58% (em volume) das conservas produzidas na Espanha correspondem ao 
atum, alcançando em 2004 um total de 182 mil toneladas, cujo valor subiu 
para os 518 milhões de euros (uns 700 milhões de dólares ). Dessa forma, a
Espanha, com 16,4% da produção mundial, passou a ser o terceiro 
produtor de atum em conserva, apenas superada pela Tailândia (19,3%) 
e pelos Estados Unidos (16,5%). 
  
De acordo com 
Ramón
Núñez Gamallo, na Revista Galega de Economia (vol.15, 
num.1, 2006) “O maior desafio [que as indústrias de conservas têm] 

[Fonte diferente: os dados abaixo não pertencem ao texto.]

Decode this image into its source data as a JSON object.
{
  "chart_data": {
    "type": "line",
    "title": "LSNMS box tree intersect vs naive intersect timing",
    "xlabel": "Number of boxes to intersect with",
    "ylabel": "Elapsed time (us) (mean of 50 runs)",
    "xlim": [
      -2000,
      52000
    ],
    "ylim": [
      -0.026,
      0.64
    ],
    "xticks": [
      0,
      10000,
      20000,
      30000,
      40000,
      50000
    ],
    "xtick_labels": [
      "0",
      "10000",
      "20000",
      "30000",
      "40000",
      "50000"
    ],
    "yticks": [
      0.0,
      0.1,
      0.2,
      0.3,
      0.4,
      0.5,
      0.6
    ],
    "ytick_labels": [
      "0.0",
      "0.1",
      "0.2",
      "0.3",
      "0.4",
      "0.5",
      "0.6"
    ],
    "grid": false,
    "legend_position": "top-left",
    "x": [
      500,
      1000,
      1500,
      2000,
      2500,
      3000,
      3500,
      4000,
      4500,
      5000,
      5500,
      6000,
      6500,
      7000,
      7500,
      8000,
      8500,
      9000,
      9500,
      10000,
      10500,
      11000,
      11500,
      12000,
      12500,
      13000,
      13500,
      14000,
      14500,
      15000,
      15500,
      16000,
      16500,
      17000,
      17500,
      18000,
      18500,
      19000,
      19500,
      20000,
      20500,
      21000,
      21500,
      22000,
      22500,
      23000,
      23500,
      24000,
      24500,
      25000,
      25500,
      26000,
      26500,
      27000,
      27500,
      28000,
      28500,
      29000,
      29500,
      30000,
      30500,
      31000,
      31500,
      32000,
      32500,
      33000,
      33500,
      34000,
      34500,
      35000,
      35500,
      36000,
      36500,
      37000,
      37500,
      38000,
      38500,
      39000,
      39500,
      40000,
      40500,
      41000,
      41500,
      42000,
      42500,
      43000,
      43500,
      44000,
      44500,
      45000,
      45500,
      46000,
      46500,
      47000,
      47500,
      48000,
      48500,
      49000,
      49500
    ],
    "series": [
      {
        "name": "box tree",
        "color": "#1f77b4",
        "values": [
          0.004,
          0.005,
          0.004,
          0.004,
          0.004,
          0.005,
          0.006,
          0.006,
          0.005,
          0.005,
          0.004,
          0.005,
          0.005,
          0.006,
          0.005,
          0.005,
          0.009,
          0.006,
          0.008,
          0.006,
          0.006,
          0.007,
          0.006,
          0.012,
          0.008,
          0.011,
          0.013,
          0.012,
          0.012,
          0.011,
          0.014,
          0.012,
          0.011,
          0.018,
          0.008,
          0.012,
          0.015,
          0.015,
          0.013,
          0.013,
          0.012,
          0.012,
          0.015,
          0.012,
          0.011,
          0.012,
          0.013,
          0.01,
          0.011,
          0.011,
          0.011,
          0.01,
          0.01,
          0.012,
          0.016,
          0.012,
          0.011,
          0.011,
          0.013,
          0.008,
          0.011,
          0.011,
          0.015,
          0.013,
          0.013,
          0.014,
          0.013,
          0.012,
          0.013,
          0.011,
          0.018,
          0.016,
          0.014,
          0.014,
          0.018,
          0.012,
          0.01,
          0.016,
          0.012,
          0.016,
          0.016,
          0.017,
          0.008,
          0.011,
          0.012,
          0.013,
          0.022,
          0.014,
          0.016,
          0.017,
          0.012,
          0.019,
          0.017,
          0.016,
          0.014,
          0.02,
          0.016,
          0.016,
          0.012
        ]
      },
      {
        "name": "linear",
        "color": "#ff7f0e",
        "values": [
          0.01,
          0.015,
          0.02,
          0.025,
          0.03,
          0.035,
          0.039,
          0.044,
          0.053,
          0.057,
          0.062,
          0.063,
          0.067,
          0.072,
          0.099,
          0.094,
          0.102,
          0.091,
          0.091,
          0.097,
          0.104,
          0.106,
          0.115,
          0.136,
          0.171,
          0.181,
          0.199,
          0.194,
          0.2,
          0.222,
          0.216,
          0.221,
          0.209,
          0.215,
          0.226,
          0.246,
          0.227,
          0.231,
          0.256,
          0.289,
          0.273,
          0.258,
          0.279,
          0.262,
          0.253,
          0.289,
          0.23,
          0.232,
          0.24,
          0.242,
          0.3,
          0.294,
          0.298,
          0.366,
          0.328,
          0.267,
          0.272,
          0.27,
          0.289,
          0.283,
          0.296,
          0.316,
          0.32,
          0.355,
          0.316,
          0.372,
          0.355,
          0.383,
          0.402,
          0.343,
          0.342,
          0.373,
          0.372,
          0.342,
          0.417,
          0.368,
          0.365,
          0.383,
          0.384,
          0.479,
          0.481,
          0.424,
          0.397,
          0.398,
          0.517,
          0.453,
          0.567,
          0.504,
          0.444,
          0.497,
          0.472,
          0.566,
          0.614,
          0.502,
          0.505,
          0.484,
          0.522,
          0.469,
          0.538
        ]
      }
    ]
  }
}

consiste em eliminar as restrições existentes na extração de recursos e no 
comércio”, isto inclui, entre outras coisas, o pagamento de tarifas 
alfandegárias, e aqui encontramos já uma primeira pista. 
  
De acordo com a Associação Nacional de Fabricantes de Conservas, as 
fábricas instaladas na Galícia são responsáveis por mais de 70% da 
produção de conservas e semiconservas de peixes na Espanha. Trata-se 
de uma indústria que está se internacionalizando aceleradamente, empresas 
armadoras, aqüícolas, elaboradoras e de conservas galegas são proprietárias 
de umas 35 fábricas industriais fora da Espanha e mais de 50 filiais 
radicadas em outros países. As duas maiores indústrias de conservas, pelo 
seu volume de vendas da Galícia -e da Espanha-, são Jealsa 
e Calvo. Juntas, em 2005, ambas as companhias produziram 120 mil 
toneladas de conservas.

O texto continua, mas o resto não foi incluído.